I’m not using netplan either, but direct config files in /etc/systemd/network:

/etc/systemd/network/enp1s0f0.network

[Match]
Name=enp1s0f0

[Network]
LinkLocalAddressing=ipv6
Address=192.168.1.1/24
Address=2a02:xxx:xxx:1::1/64
IPv6AcceptRA=false
IPv6ProxyNDP=true
IPForward=true
Gateway=192.168.1.2
Gateway=2a02:xxx:xxx:1::2

lxc init images:ubuntu/focal c1
lxc config device add c1 eth0 nic nictype=routed parent=enp1s0f0 ipv4.address=192.168.1.201
lxc file delete c1/etc/netplan/10-lxc.yaml
lxc start c1

ip neigh show proxy
169.254.0.1 dev vethea039440  proxy
192.168.1.201 dev enp1s0f0  proxy

ip r
default via 192.168.1.2 dev enp1s0f0 proto static 
192.168.1.0/24 dev enp1s0f0 proto kernel scope link src 192.168.1.1 
192.168.1.201 dev vethea039440 scope link

Now restart systemd-networkd:

sudo systemctl restart systemd-network

Check routes and neighbour proxy entries are present:

ip neigh show proxy
169.254.0.1 dev vethea039440  proxy
192.168.1.201 dev enp1s0f0  proxy

ip r
default via 192.168.1.2 dev enp1s0f0 proto static 
192.168.1.0/24 dev enp1s0f0 proto kernel scope link src 192.168.1.1 
192.168.1.201 dev vethea039440 scope link

tomp · January 19, 2021, 5:58pm

Ah reproduced it, it happens on ubuntu 18.04 the ip neighbour proxy entries are removed for the netplan managed interface.

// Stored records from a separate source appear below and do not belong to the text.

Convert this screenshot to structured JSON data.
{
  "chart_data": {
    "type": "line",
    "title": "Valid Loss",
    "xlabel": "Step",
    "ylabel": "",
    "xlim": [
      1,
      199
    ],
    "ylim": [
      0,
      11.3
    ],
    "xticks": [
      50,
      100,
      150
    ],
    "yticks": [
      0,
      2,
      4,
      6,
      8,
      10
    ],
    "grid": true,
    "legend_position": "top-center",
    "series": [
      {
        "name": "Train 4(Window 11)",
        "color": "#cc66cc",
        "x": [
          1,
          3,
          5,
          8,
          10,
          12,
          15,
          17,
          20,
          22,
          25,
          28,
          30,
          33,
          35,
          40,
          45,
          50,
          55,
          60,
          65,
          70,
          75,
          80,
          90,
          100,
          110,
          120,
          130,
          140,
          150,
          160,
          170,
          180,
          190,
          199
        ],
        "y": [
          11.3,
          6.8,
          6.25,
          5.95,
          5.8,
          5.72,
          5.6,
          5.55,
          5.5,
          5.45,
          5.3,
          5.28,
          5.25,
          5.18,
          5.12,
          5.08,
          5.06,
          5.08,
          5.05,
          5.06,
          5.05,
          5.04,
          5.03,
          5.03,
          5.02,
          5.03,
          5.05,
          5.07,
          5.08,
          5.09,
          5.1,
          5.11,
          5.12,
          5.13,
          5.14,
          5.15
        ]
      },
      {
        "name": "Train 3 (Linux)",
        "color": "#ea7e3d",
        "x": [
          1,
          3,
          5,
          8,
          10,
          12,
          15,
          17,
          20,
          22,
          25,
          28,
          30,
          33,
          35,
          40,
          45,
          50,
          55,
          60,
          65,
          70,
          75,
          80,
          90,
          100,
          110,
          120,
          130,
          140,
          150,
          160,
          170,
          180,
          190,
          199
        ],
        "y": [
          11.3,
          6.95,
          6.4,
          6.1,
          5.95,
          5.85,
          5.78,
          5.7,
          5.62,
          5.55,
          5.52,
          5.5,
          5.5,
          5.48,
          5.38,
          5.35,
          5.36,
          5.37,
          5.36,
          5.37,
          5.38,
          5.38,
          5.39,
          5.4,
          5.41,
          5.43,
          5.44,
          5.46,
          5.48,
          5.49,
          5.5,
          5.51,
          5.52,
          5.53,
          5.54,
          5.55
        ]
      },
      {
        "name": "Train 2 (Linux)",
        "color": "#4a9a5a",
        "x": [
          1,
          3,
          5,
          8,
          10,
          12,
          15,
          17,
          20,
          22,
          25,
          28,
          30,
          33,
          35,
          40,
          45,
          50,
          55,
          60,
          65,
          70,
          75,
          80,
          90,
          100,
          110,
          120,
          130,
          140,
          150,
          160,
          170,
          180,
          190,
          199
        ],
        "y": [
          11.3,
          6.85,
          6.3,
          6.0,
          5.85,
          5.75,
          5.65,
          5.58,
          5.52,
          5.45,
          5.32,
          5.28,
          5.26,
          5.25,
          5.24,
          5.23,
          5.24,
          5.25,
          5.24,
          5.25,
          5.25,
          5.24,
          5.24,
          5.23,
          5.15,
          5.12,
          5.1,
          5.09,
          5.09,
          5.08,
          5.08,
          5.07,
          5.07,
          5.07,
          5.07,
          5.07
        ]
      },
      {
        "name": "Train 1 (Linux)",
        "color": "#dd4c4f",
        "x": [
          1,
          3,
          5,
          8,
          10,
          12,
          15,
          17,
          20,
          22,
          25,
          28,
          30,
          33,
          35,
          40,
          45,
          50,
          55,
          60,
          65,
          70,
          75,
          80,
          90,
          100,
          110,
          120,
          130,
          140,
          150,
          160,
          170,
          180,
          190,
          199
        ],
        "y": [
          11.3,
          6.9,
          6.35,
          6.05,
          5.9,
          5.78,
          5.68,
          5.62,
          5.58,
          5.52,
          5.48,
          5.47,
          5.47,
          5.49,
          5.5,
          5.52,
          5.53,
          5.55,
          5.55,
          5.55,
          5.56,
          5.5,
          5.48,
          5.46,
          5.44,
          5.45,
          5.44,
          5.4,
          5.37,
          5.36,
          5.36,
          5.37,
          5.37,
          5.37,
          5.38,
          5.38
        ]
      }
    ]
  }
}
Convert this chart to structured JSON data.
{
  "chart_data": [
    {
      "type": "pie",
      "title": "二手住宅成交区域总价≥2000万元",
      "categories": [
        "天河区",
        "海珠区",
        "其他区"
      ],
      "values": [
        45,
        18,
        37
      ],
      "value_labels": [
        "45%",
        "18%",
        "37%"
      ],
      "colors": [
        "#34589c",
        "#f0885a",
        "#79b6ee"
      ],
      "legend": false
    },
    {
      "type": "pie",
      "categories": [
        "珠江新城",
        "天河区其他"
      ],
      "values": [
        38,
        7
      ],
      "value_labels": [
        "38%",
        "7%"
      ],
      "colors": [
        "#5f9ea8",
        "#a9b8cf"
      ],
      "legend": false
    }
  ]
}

tomp · January 19, 2021, 6:02pm

If you use a static config and not DHCP then systemd/netplan doesn’t appear to wipe out the IP neighbour entries:

E.g.

network:
  version: 2
  ethernets:
    enp5s0:
            addresses:
                - 10.102.242.9/24
            gateway4: 10.102.242.1
            nameservers:
                addresses: [10.102.242.1]

VinceHillier · January 20, 2021, 10:11am

Indeed, the neighbor proxy entries get zapped.

Thanks for your testing and solution.